The President of the United States, Joe Biden, announced this Friday a modest economic aid package for the Palestinian people in the framework of his brief visit to East Jerusalem and Bethlehem, in the occupied West Bank, which has been marked by the absence of any diplomatic initiative on the future of Palestine.
The president’s visit and announcement mark a change in form with respect to the harsh policy followed by his predecessor, Donald Trump, but they represent only a timid shift in substance and content.
They have also served to conclude the first half of his tour of the Middle East and head to Saudi Arabia, which is the part that has generated the most expectations and criticism.
During his visit to Bethlehem, Biden met with the president of the Palestinian Authority, Mahmoud Abbas, who in his subsequent appearance before the media asked the American leader for a greater commitment to the cause of the independence of his people and to end with the occupation and the “regime of apartheid” of Israel, in the words of the Palestinian leader.
Biden, for his part, has limited himself to reiterating his defense, empty of content, of the two-state solution, although he has maintained that this was not the right time to restart negotiations. “There has to be a political horizon that the Palestinian people can actually see or at least feel.
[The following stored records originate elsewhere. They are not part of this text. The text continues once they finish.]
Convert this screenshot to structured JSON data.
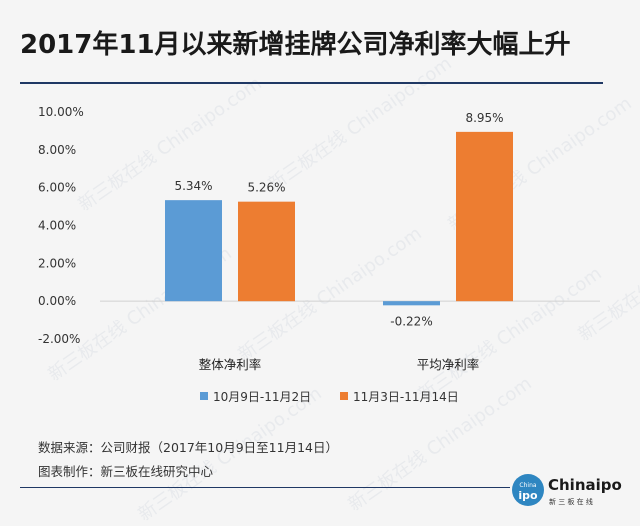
{
  "title": "2017年11月以来新增挂牌公司净利率大幅上升",
  "colors": {
    "series1": "#5b9bd5",
    "series2": "#ed7d31",
    "rule": "#1f3864"
  },
  "chart_data": {
    "type": "bar",
    "categories": [
      "整体净利率",
      "平均净利率"
    ],
    "series": [
      {
        "name": "10月9日-11月2日",
        "values": [
          5.34,
          -0.22
        ],
        "labels": [
          "5.34%",
          "-0.22%"
        ]
      },
      {
        "name": "11月3日-11月14日",
        "values": [
          5.26,
          8.95
        ],
        "labels": [
          "5.26%",
          "8.95%"
        ]
      }
    ],
    "ylim": [
      -2,
      10
    ],
    "yticks": [
      "10.00%",
      "8.00%",
      "6.00%",
      "4.00%",
      "2.00%",
      "0.00%",
      "-2.00%"
    ],
    "ytick_values": [
      10,
      8,
      6,
      4,
      2,
      0,
      -2
    ],
    "legend": "bottom",
    "grid": false
  },
  "footer": {
    "source": "数据来源：公司财报（2017年10月9日至11月14日）",
    "credit": "图表制作：新三板在线研究中心"
  },
  "logo": {
    "small_text": "China",
    "big_text": "Chinaipo",
    "ipo": "ipo",
    "tagline": "新 三 板 在 线"
  },
  "watermark": "新三板在线 Chinaipo.com"
}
We cannot allow despair to steal our future,” Biden declared, before adding that “the ground to resume negotiations is not ready at this time.”
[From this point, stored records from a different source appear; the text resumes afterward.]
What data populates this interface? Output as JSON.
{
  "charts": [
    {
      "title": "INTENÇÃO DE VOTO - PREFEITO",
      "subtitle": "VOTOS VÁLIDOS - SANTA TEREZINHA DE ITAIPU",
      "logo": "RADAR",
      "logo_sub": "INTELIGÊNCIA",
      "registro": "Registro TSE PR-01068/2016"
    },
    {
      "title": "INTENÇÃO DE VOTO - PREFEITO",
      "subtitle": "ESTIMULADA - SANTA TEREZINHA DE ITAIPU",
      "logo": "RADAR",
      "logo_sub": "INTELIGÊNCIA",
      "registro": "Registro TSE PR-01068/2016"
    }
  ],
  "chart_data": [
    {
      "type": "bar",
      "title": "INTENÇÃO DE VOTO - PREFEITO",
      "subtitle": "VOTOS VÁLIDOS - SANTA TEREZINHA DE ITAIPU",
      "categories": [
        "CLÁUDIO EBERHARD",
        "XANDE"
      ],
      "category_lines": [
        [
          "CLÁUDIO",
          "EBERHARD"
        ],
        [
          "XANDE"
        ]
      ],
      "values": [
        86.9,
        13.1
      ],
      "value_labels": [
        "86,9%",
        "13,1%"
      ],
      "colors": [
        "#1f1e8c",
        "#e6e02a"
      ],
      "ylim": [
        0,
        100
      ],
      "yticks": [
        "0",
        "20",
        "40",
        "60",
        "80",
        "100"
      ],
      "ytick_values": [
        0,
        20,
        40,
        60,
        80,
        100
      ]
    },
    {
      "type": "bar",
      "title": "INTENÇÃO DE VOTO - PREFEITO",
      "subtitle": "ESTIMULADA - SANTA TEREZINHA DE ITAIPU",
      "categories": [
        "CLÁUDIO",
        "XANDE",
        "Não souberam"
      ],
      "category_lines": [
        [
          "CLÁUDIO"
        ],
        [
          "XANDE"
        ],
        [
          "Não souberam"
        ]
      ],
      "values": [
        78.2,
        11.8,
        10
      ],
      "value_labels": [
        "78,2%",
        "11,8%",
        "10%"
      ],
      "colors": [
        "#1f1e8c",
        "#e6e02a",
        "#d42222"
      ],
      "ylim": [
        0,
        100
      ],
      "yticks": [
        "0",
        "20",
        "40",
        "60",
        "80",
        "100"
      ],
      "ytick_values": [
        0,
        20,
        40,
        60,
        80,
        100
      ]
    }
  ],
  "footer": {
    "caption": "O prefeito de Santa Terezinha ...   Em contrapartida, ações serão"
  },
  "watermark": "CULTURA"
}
The US president has also pointed out that the growing regional integration of Israel, for which he has indeed promised efforts by his administration, could contribute to revitalizing a political process with the Palestinians, but he has not detailed what way.
Biden’s arrival in Palestine has also been marked by the death of veteran Al Jazeera journalist Shireen Abu Akleh, who was shot dead in May by Israeli security forces while covering an incursion into the busy West Bank city of Jenin.
Despite the fact that multiple independent investigations have concluded that the reporter, who was of American and Palestinian nationality, was killed by Israeli fire, Israel and the United States have avoided firmly confirming or denying it.
In his appearance, Abbas has asked Washington to help demand responsibility for the death of the reporter, whom he has considered “a martyr”, while Biden – who has not been able to pronounce the journalist’s name correctly – has limited himself to consider his “death” a “huge loss” and to promise to continue assisting in the investigation, although he has not specified how.
While the Palestinian side did not harbor any great hopes for Biden’s visit, Abbas has urged him to at least follow through on some of his election promises such as reopening the US consulate in Jerusalem, removing the Palestinian Liberation Organization from Palestine (PLO) from its terrorist list, and allow the reopening of its diplomatic headquarters in Washington.
The US president, however, has considered that reactivating some economic aid to the Palestinian people, such as the one he announced this Friday, already represents going back on Trump’s policies. In an apparent attempt to downplay his presence in East Jerusalem as well, Biden has reiterated to Abbas that the United States continues to consider Jerusalem Israel’s capital and that “the specific limits of sovereignty” of the city must be resolved through negotiations, according to a White House statement.
One of the most anticipated aid announced by Biden during the day has been 100 million dollars (99.6 million euros), still pending approval by the United States Congress, destined for a network of hospitals in East Jerusalem that provide services specializing in patients from the West Bank and Gaza.
This is indirect aid to the fragile Palestinian government, which does not manage these hospitals but pays the costs of treating Palestinians from the West Bank and Gaza and has had problems doing so for months, which has added pressure to some centers that play a key role in your healthcare system.
Other aid announced by the US includes 200 million dollars for the UN Agency for Palestine Refugees (UNRWA, for its acronym in English).
For the Palestinian authority, that fleeting visit has also been overshadowed by the announcement of Saudi Arabia’s decision to open its airspace to planes coming from and going to Israel, which until now had to go around the country.
The gesture has been interpreted as another step towards a greater integration of Israel in the region, and suggests Riyadh’s willingness to participate in this process. Biden, for his part, has become the first president of the United States to fly directly from Israel to the Saudi city of Jeddah, where the second part of his regional tour will start and the one that concentrates the most expectation, after the Democratic president said during the 2020 presidential campaign that he would make Saudi Arabia an international pariah, for Riyadh’s involvement in the 2018 assassination of Saudi dissident Jamal Khashoggi at the Istanbul consulate.